Scientific Reports (Jul 2022)

Machine learning techniques for identification of carcinogenic mutations, which cause breast adenocarcinoma

  • Asghar Ali Shah,
  • Hafiz Abid Mahmood Malik,
  • AbdulHafeez Mohammad,
  • Yaser Daanial Khan,
  • Abdullah Alourani

DOI
https://doi.org/10.1038/s41598-022-15533-8
Journal volume & issue
Vol. 12, no. 1
pp. 1 – 15

Abstract

Read online

Abstract Breast adenocarcinoma is the most common of all cancers that occur in women.
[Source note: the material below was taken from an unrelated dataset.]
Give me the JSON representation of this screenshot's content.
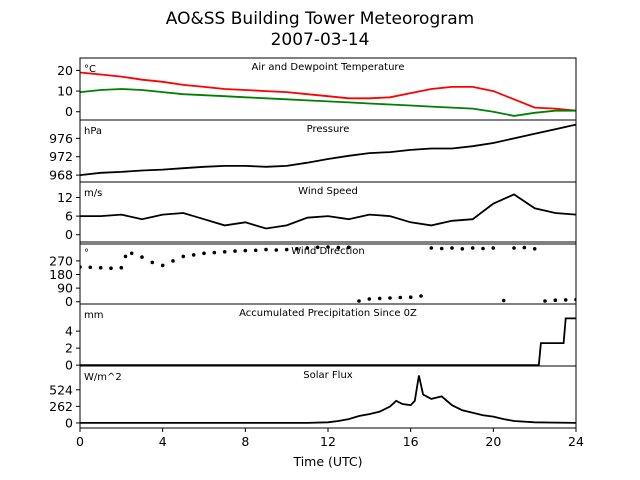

According to the United States of America survey, more than 282,000 breast cancer patients are registered each year; most of them are women. Detection of cancer at its early stage saves many lives. Each cell contains the genetic code in the form of gene sequences. Changes in the gene sequences may lead to cancer. Replication and/or recombination in the gene base sometimes lead to a permanent change in the nucleotide sequence of the genome, called a mutation. Cancer driver mutations can lead to cancer. The proposed study develops a framework for the early detection of breast adenocarcinoma using machine learning techniques. Every gene has a specific sequence of nucleotides. A total of 99 genes are identified in various studies whose mutations can lead to breast adenocarcinoma. This study uses the dataset taken from 4127 human samples, including men and women from more than 12 cohorts. A total of 6170 mutations in gene sequences are used in this study. Decision Tree, Random Forest, and Gaussian Naïve Bayes are applied to these gene sequences using three evaluation methods: independent set testing, self-consistency testing, and tenfold cross-validation testing. Evaluation metrics such as accuracy, specificity, sensitivity, and Mathew’s correlation coefficient are calculated. The decision tree algorithm obtains the best accuracy of 99% for each evaluation method.